To highlight the role of the tumor microenvironment in the bone marrow, we utilized a disseminated xenograft mouse model in which MM.1S cells were injected intravenously into SCID mice. Tumor progression was allowed over the course of 3 weeks, then animals were treated with bortezomib alone for 2 weeks in order to develop MRD and resistance to bortezomib. The mice were then randomized into four groups that received: (i) vehicle; (ii) bortezomib alone; (iii) a combination of bortezomib with VS-4718; or (iv) a combination of bortezomib with VS-6063. The survival of the mice was monitored daily. Survival of mice treated with vehicle was comparable to that of the mice treated with bortezomib; however, both PYK2/FAK inhibitors combined with bortezomib significantly prolonged survival of the animals in the disseminated MM mouse model (Figure 2C).

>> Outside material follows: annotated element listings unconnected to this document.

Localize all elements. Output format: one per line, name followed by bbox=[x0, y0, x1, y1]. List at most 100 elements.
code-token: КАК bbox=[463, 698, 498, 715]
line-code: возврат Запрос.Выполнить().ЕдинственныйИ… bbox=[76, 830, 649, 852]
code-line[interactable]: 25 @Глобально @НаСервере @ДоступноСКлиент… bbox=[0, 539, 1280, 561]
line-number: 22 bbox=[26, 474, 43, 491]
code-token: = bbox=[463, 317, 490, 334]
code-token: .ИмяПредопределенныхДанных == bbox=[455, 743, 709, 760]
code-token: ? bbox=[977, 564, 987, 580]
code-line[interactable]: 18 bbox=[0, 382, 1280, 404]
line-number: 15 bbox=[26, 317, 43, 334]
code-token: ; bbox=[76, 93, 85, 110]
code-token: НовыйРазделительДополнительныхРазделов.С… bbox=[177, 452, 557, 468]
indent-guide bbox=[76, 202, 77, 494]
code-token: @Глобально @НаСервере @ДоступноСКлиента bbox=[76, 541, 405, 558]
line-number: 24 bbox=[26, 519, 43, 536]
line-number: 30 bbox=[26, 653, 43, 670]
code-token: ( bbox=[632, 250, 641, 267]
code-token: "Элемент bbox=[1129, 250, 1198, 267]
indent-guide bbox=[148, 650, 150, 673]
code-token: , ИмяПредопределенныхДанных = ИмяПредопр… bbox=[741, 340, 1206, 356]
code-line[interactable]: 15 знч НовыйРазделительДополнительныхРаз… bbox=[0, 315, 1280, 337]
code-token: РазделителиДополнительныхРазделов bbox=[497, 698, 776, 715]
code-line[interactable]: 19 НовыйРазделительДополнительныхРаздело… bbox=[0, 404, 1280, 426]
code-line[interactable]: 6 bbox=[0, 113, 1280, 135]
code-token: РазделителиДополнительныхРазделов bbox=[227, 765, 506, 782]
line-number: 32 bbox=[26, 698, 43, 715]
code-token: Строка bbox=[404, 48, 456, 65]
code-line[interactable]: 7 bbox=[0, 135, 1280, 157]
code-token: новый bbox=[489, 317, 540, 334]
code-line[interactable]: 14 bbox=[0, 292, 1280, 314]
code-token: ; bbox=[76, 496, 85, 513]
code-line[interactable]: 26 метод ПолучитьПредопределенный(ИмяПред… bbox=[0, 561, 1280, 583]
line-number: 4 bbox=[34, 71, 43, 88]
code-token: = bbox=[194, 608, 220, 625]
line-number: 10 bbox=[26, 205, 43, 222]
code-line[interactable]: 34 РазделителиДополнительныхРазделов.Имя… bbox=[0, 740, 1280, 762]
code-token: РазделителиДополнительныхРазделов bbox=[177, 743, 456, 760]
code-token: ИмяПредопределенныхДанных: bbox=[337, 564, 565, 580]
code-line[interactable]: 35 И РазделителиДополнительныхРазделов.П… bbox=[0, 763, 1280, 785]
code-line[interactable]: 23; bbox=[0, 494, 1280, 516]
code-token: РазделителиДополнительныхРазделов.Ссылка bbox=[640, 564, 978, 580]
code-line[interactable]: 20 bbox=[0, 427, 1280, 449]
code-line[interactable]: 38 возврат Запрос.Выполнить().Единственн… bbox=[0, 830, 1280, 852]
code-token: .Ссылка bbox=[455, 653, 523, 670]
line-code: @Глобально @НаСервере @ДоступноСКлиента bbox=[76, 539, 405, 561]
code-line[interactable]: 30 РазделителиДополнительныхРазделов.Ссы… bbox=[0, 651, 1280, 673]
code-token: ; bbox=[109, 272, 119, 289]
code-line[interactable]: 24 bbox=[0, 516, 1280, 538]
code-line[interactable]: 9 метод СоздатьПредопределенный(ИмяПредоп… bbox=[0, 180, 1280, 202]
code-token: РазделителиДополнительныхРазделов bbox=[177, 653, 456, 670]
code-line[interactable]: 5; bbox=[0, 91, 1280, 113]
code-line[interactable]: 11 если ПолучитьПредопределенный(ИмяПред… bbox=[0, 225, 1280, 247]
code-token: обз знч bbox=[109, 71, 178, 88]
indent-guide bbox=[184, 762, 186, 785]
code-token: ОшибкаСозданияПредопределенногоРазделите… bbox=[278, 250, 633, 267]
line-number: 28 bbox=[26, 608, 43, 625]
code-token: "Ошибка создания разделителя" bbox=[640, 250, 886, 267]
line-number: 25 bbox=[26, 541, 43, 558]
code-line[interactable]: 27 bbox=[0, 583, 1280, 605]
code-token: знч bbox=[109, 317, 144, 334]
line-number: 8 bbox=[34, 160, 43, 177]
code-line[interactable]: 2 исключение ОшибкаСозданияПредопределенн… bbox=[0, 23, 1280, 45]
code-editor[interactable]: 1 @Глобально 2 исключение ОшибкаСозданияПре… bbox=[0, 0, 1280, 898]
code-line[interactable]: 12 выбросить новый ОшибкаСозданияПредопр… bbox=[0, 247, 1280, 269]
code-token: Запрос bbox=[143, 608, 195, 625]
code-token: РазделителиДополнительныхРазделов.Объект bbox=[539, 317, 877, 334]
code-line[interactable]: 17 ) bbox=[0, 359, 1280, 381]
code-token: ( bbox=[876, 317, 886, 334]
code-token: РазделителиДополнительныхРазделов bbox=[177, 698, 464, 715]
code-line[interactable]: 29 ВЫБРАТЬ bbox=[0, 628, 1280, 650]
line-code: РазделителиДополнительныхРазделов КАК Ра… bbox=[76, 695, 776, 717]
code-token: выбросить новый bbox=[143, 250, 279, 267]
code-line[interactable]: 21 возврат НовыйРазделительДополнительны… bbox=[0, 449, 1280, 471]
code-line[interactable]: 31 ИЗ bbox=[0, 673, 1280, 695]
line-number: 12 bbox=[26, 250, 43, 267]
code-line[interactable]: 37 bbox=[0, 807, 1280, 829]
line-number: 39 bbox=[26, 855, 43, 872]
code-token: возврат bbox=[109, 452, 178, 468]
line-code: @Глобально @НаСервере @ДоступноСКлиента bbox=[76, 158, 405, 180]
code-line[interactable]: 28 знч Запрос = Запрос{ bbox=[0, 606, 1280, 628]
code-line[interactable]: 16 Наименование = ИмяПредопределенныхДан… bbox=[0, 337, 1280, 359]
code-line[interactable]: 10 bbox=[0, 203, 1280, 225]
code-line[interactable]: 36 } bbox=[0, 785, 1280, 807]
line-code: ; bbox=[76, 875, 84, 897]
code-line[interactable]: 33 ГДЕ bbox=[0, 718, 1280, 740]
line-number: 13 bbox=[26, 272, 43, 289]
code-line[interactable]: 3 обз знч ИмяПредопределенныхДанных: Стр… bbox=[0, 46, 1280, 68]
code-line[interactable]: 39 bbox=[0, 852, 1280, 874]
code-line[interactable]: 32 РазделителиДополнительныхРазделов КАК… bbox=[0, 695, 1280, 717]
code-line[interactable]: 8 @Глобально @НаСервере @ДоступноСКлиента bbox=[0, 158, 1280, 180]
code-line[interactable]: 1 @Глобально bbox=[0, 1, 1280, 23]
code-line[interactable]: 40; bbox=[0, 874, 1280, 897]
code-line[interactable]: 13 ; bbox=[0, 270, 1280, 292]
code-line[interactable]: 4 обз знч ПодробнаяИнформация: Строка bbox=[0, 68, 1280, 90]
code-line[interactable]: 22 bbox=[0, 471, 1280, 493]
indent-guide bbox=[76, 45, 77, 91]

In conclusion, we found that single-agent treatment with the PYK2/FAK inhibitors, VS-4718 and VS-6063 (defactinib), decreased proliferation and increased apoptosis of MM cells. More importantly, the inhibitors re-sensitized MM cells to hypoxia-induced resistance to proteasome inhibitors, bortezomib and carfilzomib, both in vitro and in vivo. Moreover, the PYK2/FAK inhibitor VS-4718 was able to prevent relapse in an in vivo MM model simulating MRD. Overall, our findings demonstrate that targeting PYK2/FAK using small molecule inhibitors directly affected MM cancer cells, also in the presence of tumor microenvironment (including the hypoxic component). Moreover, PYK2/FAK inhibitory activity was enhanced in combination with proteasome inhibitors, suggesting the crucial role of inhibiting PYK2/FAK in rendering tumor responsiveness to therapies. These data provide a basis for future clinical trials on sensitizing relapsed/refractory MM patients to therapy with PYK2/FAK inhibitors and on using these drugs to reduce relapse after frontline treatment in an MRD setting. VS-6063 (defactinib) is being evaluated in ongoing clinical trials for patients with multiple types of cancer.